Age of the civil service

The age of the civil service can have consequences on the skills available to the civil service.

Department for International Trade
Policy-focused departments, such as the Department for International Trade, are young and getting younger: over 60% of their employees are under the age of 40.

Since 2010, the median age of the civil service rose to a high of 47 in 2015 and 2016 before returning to 44. The senior civil service is older than the rest of the civil service, with a median age of 48 since 2019.

More civil servants are in the 50-59 year old age band than in any other, an increase since 2010 but lower than the peak of 32% in 2016. 38% of all civil servants were aged over 50 in 2022, up from 33% in 2010.
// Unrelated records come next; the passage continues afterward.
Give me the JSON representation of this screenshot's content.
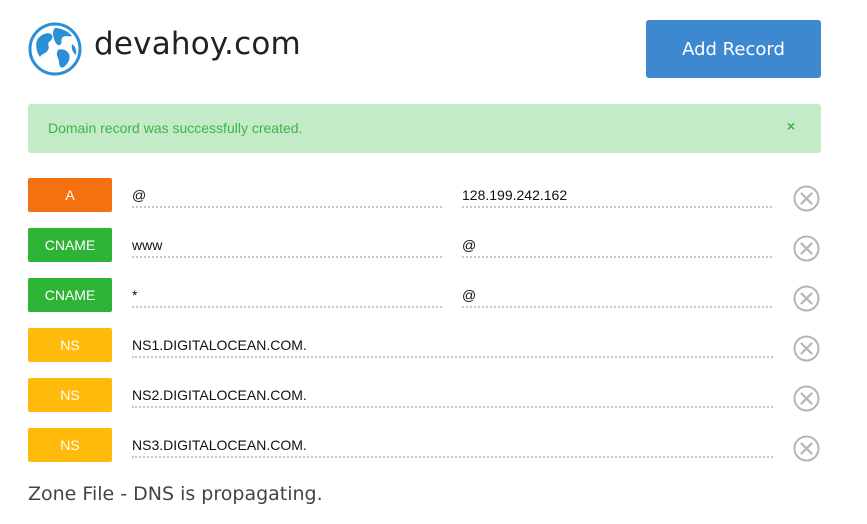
{
  "header": {
    "domain": "devahoy.com",
    "add_record_label": "Add Record",
    "icon": "globe-icon"
  },
  "alert": {
    "message": "Domain record was successfully created.",
    "close_glyph": "×"
  },
  "records": [
    {
      "type": "A",
      "name": "@",
      "value": "128.199.242.162"
    },
    {
      "type": "CNAME",
      "name": "www",
      "value": "@"
    },
    {
      "type": "CNAME",
      "name": "*",
      "value": "@"
    },
    {
      "type": "NS",
      "name": "NS1.DIGITALOCEAN.COM.",
      "value": ""
    },
    {
      "type": "NS",
      "name": "NS2.DIGITALOCEAN.COM.",
      "value": ""
    },
    {
      "type": "NS",
      "name": "NS3.DIGITALOCEAN.COM.",
      "value": ""
    }
  ],
  "footer": {
    "status": "Zone File - DNS is propagating."
  },
  "colors": {
    "primary": "#3d88cf",
    "alert_bg": "#c4ebc7",
    "alert_text": "#3cb54a",
    "type_a": "#f5700e",
    "type_cname": "#2db336",
    "type_ns": "#ffba0c"
  }
}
The percentage of civil servants aged under 30, which fell from 14% in 2010 to a low of 9% in 2014 following civil service recruitment freezes, is climbing again. The 40-49 age group has fallen from making up a third of the civil service in 2010 to 23% in 2022. Meanwhile the proportion of civil servants over the age of 60 has risen from 7% in 2010 to 10% in 2022.
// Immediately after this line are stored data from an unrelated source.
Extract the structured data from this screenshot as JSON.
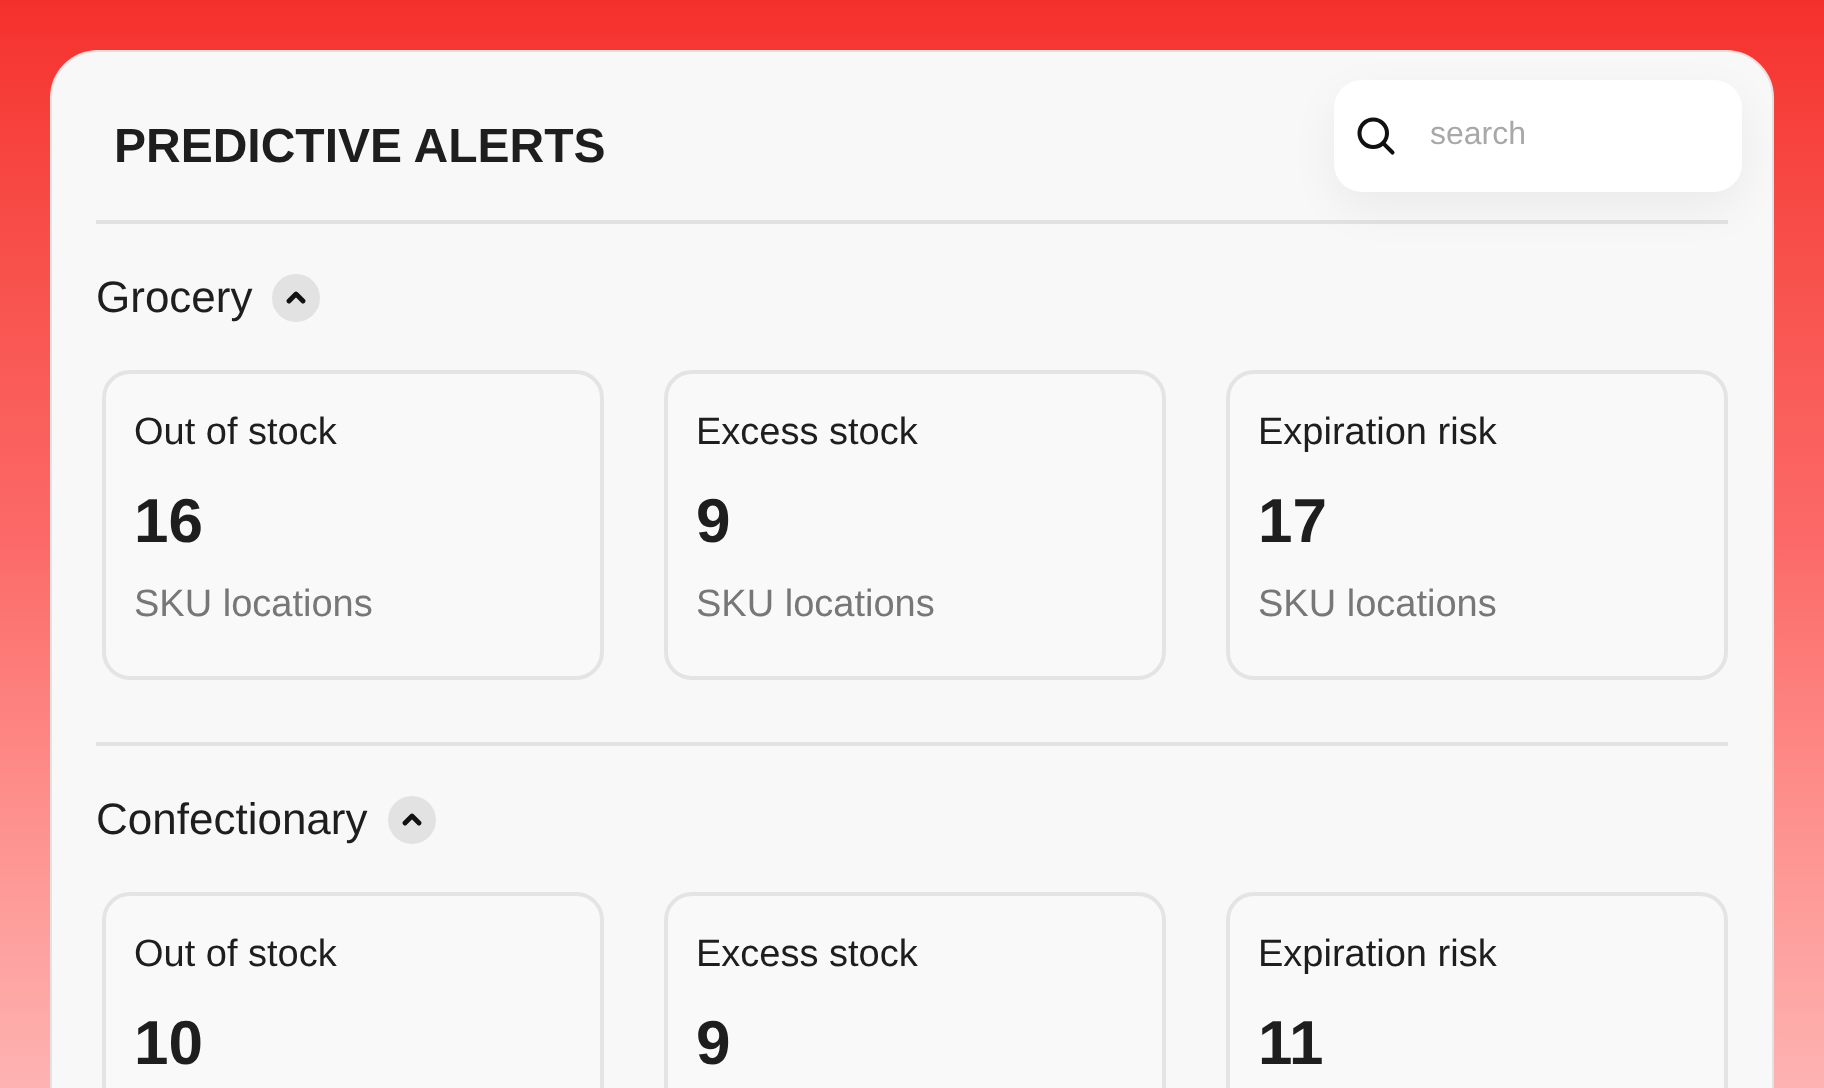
{
  "title": "PREDICTIVE ALERTS",
  "search": {
    "placeholder": "search"
  },
  "sections": [
    {
      "name": "Grocery",
      "expanded": true,
      "cards": [
        {
          "label": "Out of stock",
          "value": "16",
          "unit": "SKU locations"
        },
        {
          "label": "Excess stock",
          "value": "9",
          "unit": "SKU locations"
        },
        {
          "label": "Expiration risk",
          "value": "17",
          "unit": "SKU locations"
        }
      ]
    },
    {
      "name": "Confectionary",
      "expanded": true,
      "cards": [
        {
          "label": "Out of stock",
          "value": "10"
        },
        {
          "label": "Excess stock",
          "value": "9"
        },
        {
          "label": "Expiration risk",
          "value": "11"
        }
      ]
    }
  ]
}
How does age vary between departments?

Big delivery departments – the Department for Work and Pensions (DWP), the Ministry of Defence (MoD), Her Majesty’s Revenue and Customs (HMRC), the Ministry of Justice (MoJ) and the Home Office (HO) – have older workforces; over a third of their staff are aged over 50, approaching nearly half at MoD and DWP. These departments are also getting older.

Policy-focused departments – the Department for Digital, Culture, Media and Sport (DCMS), HM Treasury and the Department for International Trade (DIT) – are young and getting younger: over 60% of their employees are under the age of 40. Given they are the five biggest departments, the age profiles of MoD, DWP, HMRC, MoJ and HO drive the age profile of the civil service as a whole.

Understandably, therefore, their median ages are close to that of the civil service as a whole. In 2022, HM Treasury (34), DIT (35) and DCMS (35) had the lowest median ages; they were joined by the Cabinet Office and the Department for Levelling Up, Housing and Communities (DLUHC) in having median ages under 40.

How does age change with seniority?

The senior civil service (SCS) is the oldest grade bracket: 44% are aged over 50. The median age of senior civil servants is 48 compared to 44 for the whole civil service.

The proportion of civil servants aged under 30 has gone up in all grades except SCS over the last decade – particularly at the Executive Officer (EO) and Senior Executive Officer/Higher Executive Officer (SEO/HEO) levels and Grades 6 and 7. The 40-49 age band has shrunk at every level except SCS since 2010, but especially at EO and SEO/HEO.